Four years ago, engineer Tyler Billingsley woke up after taking his kids trick-or-treating to dozens of texts: Dugway Road in Richmond, Vermont, had washed out. Over Halloween night, heavy rain had swollen the Huntington River, destroying 60 feet of an old stone retaining wall and the eastbound lane over it.
“It was lucky [the road foreman] closed the road when he did,” said Billingsley. “It was vertical, facedown to the river. The water was only two feet lower than the wall is now.”
The town knew they’d have to reopen Dugway Road quickly: families frequented the road to bike through its fields and evergreen farms, as well as swim in the pools that dot the river. But they also knew it wouldn’t make sense to just recreate the old wall.

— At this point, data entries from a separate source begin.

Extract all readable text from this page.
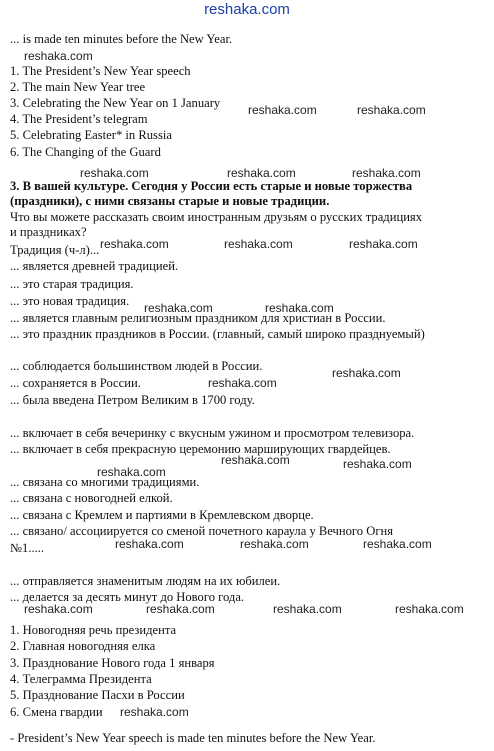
reshaka.com
... is made ten minutes before the New Year.
1. The President’s New Year speech
2. The main New Year tree
3. Celebrating the New Year on 1 January
4. The President’s telegram
5. Celebrating Easter* in Russia
6. The Changing of the Guard
3. В вашей культуре. Сегодня у России есть старые и новые торжества
(праздники), с ними связаны старые и новые традиции.
Что вы можете рассказать своим иностранным друзьям о русских традициях
и праздниках?
Традиция (ч-л)...
... является древней традицией.
... это старая традиция.
... это новая традиция.
... является главным религиозным праздником для христиан в России.
... это праздник праздников в России. (главный, самый широко празднуемый)
... соблюдается большинством людей в России.
... сохраняется в России.
... была введена Петром Великим в 1700 году.
... включает в себя вечеринку с вкусным ужином и просмотром телевизора.
... включает в себя прекрасную церемонию марширующих гвардейцев.
... связана со многими традициями.
... связана с новогодней елкой.
... связана с Кремлем и партиями в Кремлевском дворце.
... связано/ ассоциируется со сменой почетного караула у Вечного Огня
№1.....
... отправляется знаменитым людям на их юбилеи.
... делается за десять минут до Нового года.
1. Новогодняя речь президента
2. Главная новогодняя елка
3. Празднование Нового года 1 января
4. Телеграмма Президента
5. Празднование Пасхи в России
6. Смена гвардии
- President’s New Year speech is made ten minutes before the New Year.
reshaka.com
reshaka.com	reshaka.com
reshaka.com	reshaka.com	reshaka.com
reshaka.com	reshaka.com	reshaka.com
reshaka.com	reshaka.com
reshaka.com
reshaka.com
reshaka.com
reshaka.com
reshaka.com
reshaka.com	reshaka.com	reshaka.com
reshaka.com	reshaka.com	reshaka.com	reshaka.com
reshaka.com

“It was 250 years old,” said Josh Arneson, the town manager. “You couldn’t just rebuild that, no engineer in their right mind would’ve done it. We needed more help.”
So, the town applied for FEMA’s Mitigation program, which provides grants to help rebuild damaged infrastructure with measures that prepare it for future weather. Arneson said it turned out to be a smooth process – helped by Richmond’s dedicated community.
“Normally in the pre-bid meeting, you’d see five, six contractors – we had 20. Everyone wanted to help.”
Arneson and his team selected Billingsley’s company for the project, which drafted a design that would set the retaining wall forward from the road, build it with durable concrete, and carve out drains to direct water flowing down the hillside under the road instead of onto it.
“We analyzed what it would take to rebuild to what it was, and saw that wasn’t the best, safest or cheapest option,” Billingsley explains. “Then we found a better way to do it, and we and FEMA agreed: let’s go that route.”
Richmond Land Trust donated land to accommodate the new wall and landowners down the road gave crews access to their property so they could safely reach the build site. FEMA approved funding for both the wall and a textured finish to help it blend into the hillside, preserving the natural beauty that draws outdoor enthusiasts to the road.
The new wall was tested this July, when up to 9 inches of rain fell over Vermont, flooding Richmond’s roads and inundating the gorge. This time, the retaining wall held the river back – as Billingsley knew it would.
“I would’ve lost sleep if we’d built an old stone wall again – it would’ve washed out,” he said. “We definitely built it the right way.”
Arneson recommends other towns rebuilding from disasters look into FEMA mitigation grants.
“Make your case for the best repair possible,” he said. “Fix it to protect it.”